第23節
ヤハ シャストラ-ヰデエン ウツルjヤ
ワルタテ カマ-カラタハ
ナ サ sイデエン アワプノテエ
ナ スカマ ナ パラマ ガテエン
yaḥ — ~である誰もが; śāstra-vidhim — 教典の規則; utsṛjya — 放棄する; vartate — とどまる;kāma-kārataḥ — 欲望のおもむくまま行動すること; na — 決して~でない; saḥ —彼は; siddhim — 完成; avāpnoti — 達成する; na —決して~でない;sukham — 幸福; na —決して~でない; parām — 至高の;gatim — 完成段階
教典の教えを放棄し欲望のおもむくままに行動する者は、完成を達成することも幸福を手にすることも、そして至高の目的地に至ることもできない。

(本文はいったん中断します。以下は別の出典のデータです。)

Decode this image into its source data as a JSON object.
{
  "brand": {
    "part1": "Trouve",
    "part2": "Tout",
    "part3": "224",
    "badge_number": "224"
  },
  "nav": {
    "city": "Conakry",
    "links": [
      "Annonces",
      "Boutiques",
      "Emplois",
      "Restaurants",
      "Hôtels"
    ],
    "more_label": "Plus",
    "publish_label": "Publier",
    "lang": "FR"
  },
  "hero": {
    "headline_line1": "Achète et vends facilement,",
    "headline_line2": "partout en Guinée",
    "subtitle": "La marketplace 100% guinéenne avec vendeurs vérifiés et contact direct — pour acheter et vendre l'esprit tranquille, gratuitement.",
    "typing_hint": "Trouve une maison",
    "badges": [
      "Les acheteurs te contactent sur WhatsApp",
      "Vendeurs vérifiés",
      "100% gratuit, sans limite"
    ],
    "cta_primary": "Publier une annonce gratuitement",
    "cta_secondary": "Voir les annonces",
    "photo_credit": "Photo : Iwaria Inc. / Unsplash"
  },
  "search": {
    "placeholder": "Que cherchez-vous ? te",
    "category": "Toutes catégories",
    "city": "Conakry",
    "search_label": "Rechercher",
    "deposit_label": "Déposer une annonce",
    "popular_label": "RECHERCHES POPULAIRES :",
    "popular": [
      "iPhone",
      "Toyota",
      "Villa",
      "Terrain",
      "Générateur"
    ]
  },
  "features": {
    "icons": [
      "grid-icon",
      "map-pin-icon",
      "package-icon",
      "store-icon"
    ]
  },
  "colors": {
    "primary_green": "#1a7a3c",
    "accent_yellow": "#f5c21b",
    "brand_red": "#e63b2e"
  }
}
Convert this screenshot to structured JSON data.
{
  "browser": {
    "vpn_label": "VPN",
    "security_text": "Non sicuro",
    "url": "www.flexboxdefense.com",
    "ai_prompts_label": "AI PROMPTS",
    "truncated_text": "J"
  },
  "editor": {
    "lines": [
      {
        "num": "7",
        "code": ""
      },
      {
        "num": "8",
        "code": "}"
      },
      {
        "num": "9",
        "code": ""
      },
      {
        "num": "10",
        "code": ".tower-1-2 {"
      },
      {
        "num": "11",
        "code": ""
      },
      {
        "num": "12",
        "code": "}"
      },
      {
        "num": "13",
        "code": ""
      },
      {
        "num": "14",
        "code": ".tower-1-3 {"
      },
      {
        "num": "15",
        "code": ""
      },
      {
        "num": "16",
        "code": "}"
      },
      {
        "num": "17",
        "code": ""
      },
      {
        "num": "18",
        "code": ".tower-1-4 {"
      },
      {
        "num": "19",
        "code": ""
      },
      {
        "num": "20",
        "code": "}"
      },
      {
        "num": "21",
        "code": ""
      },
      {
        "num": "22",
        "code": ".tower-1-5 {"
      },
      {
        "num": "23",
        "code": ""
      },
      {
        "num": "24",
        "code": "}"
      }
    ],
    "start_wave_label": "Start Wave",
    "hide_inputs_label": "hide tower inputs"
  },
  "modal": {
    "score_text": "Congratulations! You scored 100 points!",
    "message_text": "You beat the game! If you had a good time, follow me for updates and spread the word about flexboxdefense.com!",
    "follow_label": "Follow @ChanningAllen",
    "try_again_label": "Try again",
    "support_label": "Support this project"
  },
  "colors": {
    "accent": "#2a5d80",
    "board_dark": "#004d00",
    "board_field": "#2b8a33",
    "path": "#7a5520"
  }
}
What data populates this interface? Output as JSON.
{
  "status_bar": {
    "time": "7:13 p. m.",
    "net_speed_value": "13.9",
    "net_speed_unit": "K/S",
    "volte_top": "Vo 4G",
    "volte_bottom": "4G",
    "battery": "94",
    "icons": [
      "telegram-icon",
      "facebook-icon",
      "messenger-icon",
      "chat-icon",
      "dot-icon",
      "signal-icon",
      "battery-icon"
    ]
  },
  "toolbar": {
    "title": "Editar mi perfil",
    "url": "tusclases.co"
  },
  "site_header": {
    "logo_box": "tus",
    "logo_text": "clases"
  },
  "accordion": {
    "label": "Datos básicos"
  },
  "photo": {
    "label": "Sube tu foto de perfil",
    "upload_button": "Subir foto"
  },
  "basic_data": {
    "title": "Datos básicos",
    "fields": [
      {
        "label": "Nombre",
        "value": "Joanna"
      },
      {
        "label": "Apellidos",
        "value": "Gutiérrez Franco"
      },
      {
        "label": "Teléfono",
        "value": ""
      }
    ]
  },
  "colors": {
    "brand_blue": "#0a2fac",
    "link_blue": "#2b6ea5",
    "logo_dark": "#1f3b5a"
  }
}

前述のようにシャーストラ・ヴィディ(教典の指示)は、様々なカーストや人間社会の階級に応じてそれぞれに与えられていて、誰もがこれらの規定原則を守るべきである。これらの原則に従わず、情欲、渇望、欲望のおもむくままに行動するならば、決して人生の完成を達成することはできない。つまり理論的にはこれらを理解しても、実践しない人は最下級の人間とみなされるのである。人間という生命形態の中にいる生命体は知性を乱してはならず、自分の生命を最高段階に到らせるための規則に従うべきであり、それらに従わなければ堕ちていくことになるのである。しかしこれらの規定原則や道徳律に従っていても最終的に至上主を理解する段階に達しなければ、その全知識は無益である。そしてたとえ神の存在を認めたとしても、実際に神に奉仕しなければこれもまた無益なことである。それゆえ人はしだいに自分をクリシュナ意識と献身奉仕の段階まで高めるよう努力すべきである。その段階に達してこそ最高完成段階に達することができるのであって、それ以外に方法はない。
カーマ・カーラタという語は非常に重要である。意図的に規則を破る人は欲望に動かされていて、禁止されているのを承知の上であえて犯すのである。これが恣意的行動と呼ばれるものである。すべきことを意図的に行わない人のことを恣意的であるという。そのような人々は至上主から罰を受けなければならず、人間生活の目的である精神的完成に達することはできない。人間生活は自らの存在を浄化するためにあり、規定原則を守らない人は自分を浄化することができず、真の幸福の段階に達することのも不可能である。